Seguimos por el último pasillo y sonrío lo más disimulada que puedo cuando piensa que no lo veo y aprovecha para dejar en el carro una bolsa llena de golosinas.

Eso me ha dado demasiada ternura.

Minutos después, Neithan ha pagado la compra y bajamos con dos bolsas cada uno al parking del supermercado.

Él está mirando como si nada el ticket de compra, mientras que yo continúo atónita por la cantidad que se ha gastado.

—Noventa dólares —murmura, negando con la cabeza—. Me habría salido más barato organizar una cita.

Sonrío al escucharlo.

—¿Tercera insinuación? —lo pico.

—Ya quisieras que ligara contigo.

—Podrías haber dicho un presupuesto, así no hubieras gastado tanto. Es lo que yo hago siempre, para no gastar de más.

—Paso. No tengo problemas de pobres.

Viva la humildad.

Intento ajustar el agarre de las bolsas, pero llevo dos en la misma mano y no aguanto más. Cuando intento llevar una de ellas con la mano mala, noto un latigazo de dolor desde la yema de los dedos hasta el codo.

Me veo deteniéndome y dejándolas a un lado en el suelo.

Para colmo, la rodilla no deja de joder estos últimos días.

—¿Pesan mucho? —me pregunta, acercándose.

—Un poco —admito—. No puedo usar esta mano y me cuesta llevarlas.

—Déjame a mí.

Tira el ticket y sostiene las cuatro bolsas, dos en cada mano, sin ninguna dificultad. Qué envidia.

Lo deja todo dentro del maletero y abordamos el coche.

—¿Puedo poner una canción? —pregunto.

Empieza a conducir y no me responde. Solo me deja su teléfono ya desbloqueado en la mano.

Me decido por poner algo de The Weeknd.

—Pensaba que tendrías buen gusto para la música, aunque fuera por estadística. Pero ya veo que no.

—¿No te gusta The Weeknd?

—Nunca lo he escuchado.

Abro los ojos más de la cuenta.

—¿Cómo es eso posible?

Se encoge de hombros, indiferente.

—Escúchala —le pido antes de subir un poco el volumen—. No sé cómo no te da vergüenza no conocerlo.

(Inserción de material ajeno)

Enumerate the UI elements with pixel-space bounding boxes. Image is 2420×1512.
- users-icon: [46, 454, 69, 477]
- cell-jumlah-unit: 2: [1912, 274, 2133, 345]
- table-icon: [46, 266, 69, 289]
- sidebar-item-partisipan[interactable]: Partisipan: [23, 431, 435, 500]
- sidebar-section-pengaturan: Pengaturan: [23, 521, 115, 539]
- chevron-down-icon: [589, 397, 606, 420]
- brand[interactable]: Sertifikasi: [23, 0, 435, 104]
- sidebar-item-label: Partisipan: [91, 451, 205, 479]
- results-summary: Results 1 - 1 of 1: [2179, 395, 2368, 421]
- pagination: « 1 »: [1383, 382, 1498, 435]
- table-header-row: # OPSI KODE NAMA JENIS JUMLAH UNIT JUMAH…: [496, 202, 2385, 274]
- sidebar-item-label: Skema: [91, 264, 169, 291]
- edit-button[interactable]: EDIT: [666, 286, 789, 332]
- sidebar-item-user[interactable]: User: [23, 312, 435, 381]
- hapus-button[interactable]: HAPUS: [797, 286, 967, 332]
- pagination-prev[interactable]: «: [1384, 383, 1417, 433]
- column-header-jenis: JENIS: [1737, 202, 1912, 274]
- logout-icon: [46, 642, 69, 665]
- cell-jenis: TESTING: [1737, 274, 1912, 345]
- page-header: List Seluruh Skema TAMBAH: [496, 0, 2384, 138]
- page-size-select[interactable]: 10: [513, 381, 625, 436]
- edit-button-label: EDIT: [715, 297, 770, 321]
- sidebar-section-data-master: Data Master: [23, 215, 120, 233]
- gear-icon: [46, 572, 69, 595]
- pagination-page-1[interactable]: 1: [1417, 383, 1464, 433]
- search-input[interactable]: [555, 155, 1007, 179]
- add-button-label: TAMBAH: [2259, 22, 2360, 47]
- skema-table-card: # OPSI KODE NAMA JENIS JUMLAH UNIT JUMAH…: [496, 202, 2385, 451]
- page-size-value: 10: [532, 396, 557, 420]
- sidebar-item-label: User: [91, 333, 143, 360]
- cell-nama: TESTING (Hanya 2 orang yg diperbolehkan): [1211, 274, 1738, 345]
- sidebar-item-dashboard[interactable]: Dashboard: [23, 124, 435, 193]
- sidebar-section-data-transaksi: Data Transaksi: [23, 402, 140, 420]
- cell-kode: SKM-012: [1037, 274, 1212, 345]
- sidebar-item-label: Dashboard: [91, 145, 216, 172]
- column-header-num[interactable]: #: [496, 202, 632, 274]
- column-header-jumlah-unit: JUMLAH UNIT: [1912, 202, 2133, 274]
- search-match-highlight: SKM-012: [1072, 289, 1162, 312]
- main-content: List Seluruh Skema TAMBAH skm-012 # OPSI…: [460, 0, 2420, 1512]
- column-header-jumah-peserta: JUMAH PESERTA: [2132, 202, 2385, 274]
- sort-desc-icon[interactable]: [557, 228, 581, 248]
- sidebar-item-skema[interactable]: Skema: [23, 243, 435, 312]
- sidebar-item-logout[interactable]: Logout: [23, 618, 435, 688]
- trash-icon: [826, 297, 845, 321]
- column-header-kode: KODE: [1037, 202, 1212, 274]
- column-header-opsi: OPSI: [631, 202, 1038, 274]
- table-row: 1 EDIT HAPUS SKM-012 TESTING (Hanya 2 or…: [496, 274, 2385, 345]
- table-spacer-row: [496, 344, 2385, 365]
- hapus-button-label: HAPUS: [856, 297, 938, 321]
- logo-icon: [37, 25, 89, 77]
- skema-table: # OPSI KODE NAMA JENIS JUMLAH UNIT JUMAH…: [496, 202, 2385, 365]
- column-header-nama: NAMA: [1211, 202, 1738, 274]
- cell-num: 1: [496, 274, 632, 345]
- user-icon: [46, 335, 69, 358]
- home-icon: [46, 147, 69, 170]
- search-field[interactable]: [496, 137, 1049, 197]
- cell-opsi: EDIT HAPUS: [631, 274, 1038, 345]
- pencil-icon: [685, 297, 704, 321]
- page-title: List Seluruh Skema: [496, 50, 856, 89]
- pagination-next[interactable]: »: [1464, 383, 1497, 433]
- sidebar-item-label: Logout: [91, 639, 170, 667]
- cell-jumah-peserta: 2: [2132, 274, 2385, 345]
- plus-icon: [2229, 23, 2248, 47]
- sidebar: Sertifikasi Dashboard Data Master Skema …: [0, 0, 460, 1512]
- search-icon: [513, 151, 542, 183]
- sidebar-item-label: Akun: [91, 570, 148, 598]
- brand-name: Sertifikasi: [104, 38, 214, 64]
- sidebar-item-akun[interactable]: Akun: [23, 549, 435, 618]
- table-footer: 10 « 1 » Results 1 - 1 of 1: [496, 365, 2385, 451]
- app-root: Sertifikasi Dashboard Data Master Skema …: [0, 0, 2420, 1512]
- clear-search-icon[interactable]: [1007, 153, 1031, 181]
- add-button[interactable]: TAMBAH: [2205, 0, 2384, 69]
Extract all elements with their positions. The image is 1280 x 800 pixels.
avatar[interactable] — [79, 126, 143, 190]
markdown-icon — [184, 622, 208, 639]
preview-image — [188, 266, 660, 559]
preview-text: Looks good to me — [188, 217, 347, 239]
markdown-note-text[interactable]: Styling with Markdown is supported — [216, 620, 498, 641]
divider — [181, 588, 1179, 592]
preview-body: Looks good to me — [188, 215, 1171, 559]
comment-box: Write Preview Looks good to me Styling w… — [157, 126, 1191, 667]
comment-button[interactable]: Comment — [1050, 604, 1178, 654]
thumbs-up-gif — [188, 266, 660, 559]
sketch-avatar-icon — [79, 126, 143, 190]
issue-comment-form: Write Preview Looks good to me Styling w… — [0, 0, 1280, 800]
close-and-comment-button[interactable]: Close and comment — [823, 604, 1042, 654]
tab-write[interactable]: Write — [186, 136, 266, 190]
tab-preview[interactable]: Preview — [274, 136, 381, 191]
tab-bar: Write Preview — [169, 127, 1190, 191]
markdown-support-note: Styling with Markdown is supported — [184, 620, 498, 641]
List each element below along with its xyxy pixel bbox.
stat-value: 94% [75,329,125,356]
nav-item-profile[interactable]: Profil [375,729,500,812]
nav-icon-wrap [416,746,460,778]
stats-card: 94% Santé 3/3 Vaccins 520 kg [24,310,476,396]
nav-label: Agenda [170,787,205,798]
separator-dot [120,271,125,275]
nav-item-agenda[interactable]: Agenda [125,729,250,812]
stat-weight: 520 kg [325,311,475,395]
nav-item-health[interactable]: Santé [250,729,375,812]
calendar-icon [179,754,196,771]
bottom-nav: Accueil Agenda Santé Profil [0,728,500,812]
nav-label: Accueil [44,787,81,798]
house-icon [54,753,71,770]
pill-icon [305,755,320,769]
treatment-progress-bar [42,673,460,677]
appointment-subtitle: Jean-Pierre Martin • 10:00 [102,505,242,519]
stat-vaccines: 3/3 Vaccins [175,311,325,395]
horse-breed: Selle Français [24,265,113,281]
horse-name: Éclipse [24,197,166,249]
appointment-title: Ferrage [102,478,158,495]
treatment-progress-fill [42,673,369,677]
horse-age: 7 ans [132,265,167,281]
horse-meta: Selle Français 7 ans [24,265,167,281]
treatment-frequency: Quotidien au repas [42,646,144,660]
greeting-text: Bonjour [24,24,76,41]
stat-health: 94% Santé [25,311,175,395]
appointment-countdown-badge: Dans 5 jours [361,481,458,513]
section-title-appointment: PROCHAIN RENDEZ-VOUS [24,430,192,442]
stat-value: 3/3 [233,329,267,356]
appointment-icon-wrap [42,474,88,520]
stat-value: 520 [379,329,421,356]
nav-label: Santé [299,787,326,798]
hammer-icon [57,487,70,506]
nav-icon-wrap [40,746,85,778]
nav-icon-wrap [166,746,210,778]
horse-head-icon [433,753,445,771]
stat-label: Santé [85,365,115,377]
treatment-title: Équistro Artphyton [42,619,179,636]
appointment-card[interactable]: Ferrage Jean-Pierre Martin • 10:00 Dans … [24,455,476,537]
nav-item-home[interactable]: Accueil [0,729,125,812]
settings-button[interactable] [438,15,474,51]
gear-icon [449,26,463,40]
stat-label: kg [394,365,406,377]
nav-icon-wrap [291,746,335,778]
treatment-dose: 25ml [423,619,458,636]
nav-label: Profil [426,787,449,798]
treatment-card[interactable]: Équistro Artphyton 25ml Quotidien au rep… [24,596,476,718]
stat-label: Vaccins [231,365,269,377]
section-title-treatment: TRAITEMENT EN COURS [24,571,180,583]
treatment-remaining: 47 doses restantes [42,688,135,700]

Sube aún más la música para no oírme.

Cuando por fin llegamos a su bloque de pisos, su única opinión es: no está mal.

Desde luego, no todo el mundo puede tener buen gusto musical.

Subimos en el ascensor y me sabe mal que Neithan vaya cargado de bolsas. Yo solo he llevado una de camino aquí, y me la ha quitado de la mano.

Entramos en su piso y lo dejamos todo sobre la encimera. El dolor en la mano persiste e intento masajearla un poco, pero no funciona para nada. Entre eso y que la muñequera que me recetaron me está cortando la circulación, estoy a nada de cortarme la mano para que deje de molestar.